San Diego County officials forecast probable recession and budget shortfall

Financial officials offered grim projections for San Diego County in the coming years, warning the Board of Supervisors that a recession is likely by the end of the year and the county is expected to face a $267 million budget gap. in the next five years.

Inflation in San Diego County is around 6.5 percent, said Ray Major, head of data and analysis for the San Diego Association of Governments. That’s slightly above the national average, and well above the 2 percent target rate set by the Federal Reserve.

Rent and food prices have gone up a lot in the last three years, and while unemployment has been low, that could change, Major said.

“Job security is starting to be an issue here in San Diego as well, as we see the national economy start to slow down,” he said.

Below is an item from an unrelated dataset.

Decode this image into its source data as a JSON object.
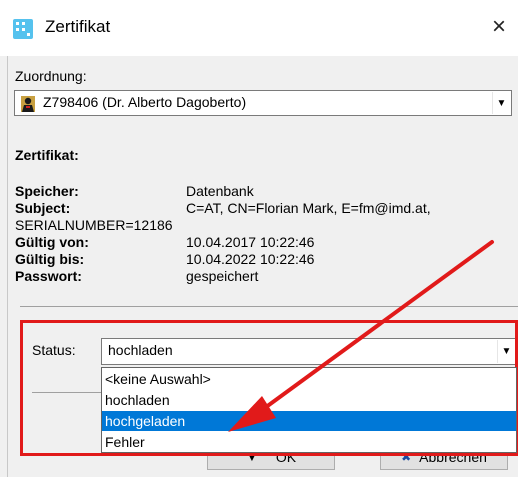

San Diego has a diversified economy, fueled by the military, technological innovation and tourism, which offers some protection against a deep recession. But tourism and retail are struggling as people cut extra spending amid rising spending on food, fuel and housing.

“Tourism is down 10 percent,” Major said. “A lot of that has to do with business tourism, which hasn’t fully recovered, and international tourism, which has also been relatively weak.”

Chief Financial Officer Ebony Shelton said the county anticipates a balanced budget this year and next fiscal year “that not only maintains existing services but also provides growth, albeit limited.”

Property tax revenue is rising at a steady pace, he said, but the loss of some one-time healthcare funding will leave gaps for years to come, he said.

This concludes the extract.